在有關(guān)原美樹子的話題里,最常被提起的,是她的拍攝方式,是盲拍(甚至有人說她的那臺相機沒有取景器,我看她和相機的合影里,那臺相機是有取景器的,但是是折疊的)。盲拍嘛,相當于盲人在拍照,而盲人拍照和視力正常的人拍照的區(qū)別,不止是不看取景器。盲人拍攝的時候是全身心感受,而常人拍照似乎只是視覺的事。因此,似乎可以說,盲拍和精心取景拍攝的區(qū)別在于拍攝的時候,究竟是幾種感官在發(fā)揮作用。當然原美樹子的盲拍和真正的盲人拍照肯定不一樣,她的視力和經(jīng)驗一定提供了相當多的依據(jù);而且她的盲拍也不是那種機關(guān)槍式的按快門,她的那臺Ikonta相機也不允許,那是一臺生產(chǎn)于20世紀30年代的古董折疊相機,使用的是120膠卷,一次只能按一張,然后小心地過片,才能按下一張。把自己的拍攝愿望托付給一臺古董照相機,或許可以被理解為像是教徒把心理負擔托付給上帝——這樣可以解決焦慮,或許可能是一種對自己把控能力的懷疑,甚至是對攝影的懷疑,而古董相機反映出的,則是拍攝者的堅定、坦誠、釋然、和松弛。盲拍效率低下,《小神話》里收錄的照片是原美樹子25年間的積累。
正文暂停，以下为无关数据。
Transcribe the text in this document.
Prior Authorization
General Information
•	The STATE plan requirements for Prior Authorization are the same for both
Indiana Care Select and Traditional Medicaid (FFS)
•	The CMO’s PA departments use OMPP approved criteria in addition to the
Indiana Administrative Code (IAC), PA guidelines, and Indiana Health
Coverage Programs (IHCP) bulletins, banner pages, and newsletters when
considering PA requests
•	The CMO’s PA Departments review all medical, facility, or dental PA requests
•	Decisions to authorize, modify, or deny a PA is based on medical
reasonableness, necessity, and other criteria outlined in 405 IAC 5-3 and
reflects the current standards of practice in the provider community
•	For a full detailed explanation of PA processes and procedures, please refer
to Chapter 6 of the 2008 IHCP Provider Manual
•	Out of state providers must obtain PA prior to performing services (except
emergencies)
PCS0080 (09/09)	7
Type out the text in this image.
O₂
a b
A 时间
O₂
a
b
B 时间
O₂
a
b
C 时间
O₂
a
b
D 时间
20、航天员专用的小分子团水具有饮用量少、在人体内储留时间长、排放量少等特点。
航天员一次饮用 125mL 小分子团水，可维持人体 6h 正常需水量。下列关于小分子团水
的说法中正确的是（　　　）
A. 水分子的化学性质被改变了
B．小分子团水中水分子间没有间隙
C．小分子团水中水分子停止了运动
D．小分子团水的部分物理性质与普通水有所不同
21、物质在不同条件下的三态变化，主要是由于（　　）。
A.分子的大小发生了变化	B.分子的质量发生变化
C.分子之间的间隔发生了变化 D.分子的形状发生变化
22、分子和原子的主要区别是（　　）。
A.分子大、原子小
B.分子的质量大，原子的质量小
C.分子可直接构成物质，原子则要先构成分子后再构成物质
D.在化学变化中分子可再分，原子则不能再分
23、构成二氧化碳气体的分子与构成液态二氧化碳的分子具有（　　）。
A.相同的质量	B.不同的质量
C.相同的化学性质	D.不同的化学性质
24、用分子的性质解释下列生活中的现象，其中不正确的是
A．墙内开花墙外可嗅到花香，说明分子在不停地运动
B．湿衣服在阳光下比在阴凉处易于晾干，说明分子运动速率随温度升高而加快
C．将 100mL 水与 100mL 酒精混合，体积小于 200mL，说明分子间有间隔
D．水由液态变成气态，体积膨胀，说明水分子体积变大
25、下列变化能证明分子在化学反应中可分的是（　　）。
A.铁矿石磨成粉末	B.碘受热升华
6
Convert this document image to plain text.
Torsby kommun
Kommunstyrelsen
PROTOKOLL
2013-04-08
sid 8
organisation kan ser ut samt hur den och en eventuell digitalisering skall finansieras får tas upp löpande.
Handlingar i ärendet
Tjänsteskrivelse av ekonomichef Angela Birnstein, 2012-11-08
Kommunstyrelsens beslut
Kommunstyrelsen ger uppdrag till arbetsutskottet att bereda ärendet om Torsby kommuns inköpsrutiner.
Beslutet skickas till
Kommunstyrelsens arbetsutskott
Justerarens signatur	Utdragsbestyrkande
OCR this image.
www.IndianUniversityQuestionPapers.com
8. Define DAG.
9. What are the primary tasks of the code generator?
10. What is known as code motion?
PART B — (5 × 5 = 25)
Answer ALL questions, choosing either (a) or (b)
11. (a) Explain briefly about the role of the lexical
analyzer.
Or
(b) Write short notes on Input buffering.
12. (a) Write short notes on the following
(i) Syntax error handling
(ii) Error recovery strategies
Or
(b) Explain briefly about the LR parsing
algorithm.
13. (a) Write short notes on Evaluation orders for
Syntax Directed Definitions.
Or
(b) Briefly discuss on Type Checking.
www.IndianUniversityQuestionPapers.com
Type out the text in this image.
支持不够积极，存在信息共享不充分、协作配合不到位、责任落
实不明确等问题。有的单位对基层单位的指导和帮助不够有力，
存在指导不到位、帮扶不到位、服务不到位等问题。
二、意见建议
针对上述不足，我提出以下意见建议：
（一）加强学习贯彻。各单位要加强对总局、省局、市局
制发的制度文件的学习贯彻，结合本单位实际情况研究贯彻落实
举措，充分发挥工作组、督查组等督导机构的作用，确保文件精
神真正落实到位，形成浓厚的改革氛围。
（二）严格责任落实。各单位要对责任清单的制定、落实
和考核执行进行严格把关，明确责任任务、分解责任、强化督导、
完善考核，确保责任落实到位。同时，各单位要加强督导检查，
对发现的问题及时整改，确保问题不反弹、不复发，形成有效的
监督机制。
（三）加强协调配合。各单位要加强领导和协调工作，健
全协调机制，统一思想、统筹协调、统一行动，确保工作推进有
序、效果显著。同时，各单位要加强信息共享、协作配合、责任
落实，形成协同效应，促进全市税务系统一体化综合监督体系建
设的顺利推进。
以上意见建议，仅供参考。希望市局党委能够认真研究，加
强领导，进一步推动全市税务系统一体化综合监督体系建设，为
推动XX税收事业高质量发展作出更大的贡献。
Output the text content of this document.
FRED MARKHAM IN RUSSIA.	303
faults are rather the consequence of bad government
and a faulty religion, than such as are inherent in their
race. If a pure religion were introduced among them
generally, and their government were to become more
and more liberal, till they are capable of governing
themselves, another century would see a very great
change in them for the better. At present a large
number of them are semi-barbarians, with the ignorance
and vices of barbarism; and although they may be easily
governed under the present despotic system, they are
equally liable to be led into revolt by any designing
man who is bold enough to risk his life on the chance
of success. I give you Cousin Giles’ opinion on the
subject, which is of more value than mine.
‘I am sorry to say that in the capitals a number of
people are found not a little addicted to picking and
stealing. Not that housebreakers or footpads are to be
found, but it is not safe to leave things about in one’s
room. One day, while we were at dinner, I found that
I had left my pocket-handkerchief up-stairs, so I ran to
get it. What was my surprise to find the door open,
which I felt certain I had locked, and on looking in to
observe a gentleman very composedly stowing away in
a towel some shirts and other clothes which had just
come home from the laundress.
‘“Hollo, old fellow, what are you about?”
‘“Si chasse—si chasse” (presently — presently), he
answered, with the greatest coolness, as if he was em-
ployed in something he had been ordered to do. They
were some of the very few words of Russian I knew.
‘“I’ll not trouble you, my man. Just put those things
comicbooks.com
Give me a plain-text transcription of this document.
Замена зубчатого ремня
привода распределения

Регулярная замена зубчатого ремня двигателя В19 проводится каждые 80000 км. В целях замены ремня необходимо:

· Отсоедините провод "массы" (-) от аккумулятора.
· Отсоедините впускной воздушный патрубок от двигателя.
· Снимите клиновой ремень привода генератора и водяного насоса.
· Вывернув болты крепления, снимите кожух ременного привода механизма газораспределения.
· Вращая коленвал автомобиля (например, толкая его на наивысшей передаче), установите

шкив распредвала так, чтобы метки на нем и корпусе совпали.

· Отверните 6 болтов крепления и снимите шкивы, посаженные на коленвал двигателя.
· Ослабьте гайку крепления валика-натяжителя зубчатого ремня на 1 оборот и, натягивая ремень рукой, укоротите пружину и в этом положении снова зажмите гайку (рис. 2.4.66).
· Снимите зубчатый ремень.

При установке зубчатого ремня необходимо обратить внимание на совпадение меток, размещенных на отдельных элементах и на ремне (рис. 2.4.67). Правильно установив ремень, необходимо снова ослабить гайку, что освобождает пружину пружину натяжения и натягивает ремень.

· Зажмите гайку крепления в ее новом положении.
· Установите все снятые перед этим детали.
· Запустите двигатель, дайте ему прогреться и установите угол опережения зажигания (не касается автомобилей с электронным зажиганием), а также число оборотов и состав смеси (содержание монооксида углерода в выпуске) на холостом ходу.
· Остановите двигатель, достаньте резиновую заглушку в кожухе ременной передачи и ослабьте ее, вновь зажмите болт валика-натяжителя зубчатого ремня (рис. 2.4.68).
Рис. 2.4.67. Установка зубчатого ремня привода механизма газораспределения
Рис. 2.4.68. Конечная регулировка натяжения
如果說原美樹子的照片是被丟入寂靜池塘的石頭,那么它所激起的水花和漣漪,還包括一個關(guān)于攝影的古老問題,即照片與真實之間的關(guān)系。在歷史上,每當人們質(zhì)問攝影作為真實世界的證據(jù)的時候,攝影總是表現(xiàn)出支支吾吾,禁不起關(guān)于真相問題的拷問。在今天這個時代,攝影開始遠離證據(jù)的功能了,于是攝影獲得了解放,尤其是當攝影被當作一種生活方式來對待的時候——原美樹子就是這么對待攝影的。與其說原美樹子在用照相機創(chuàng)作,不如說在日常里拍照是她選擇的生活。當我們看到原美樹子的照片的時候,我們能隱約地看到她的生活,她的生活里充滿了各種小神話,那是她親手締造的。寫真和寫作一樣,都是自我對話的最佳方式,它能幫你認識自我,或許還能幫你解決一些人生問題;它不能很快給你帶來什么短期的收益,但一定能給你帶來長久的幸福。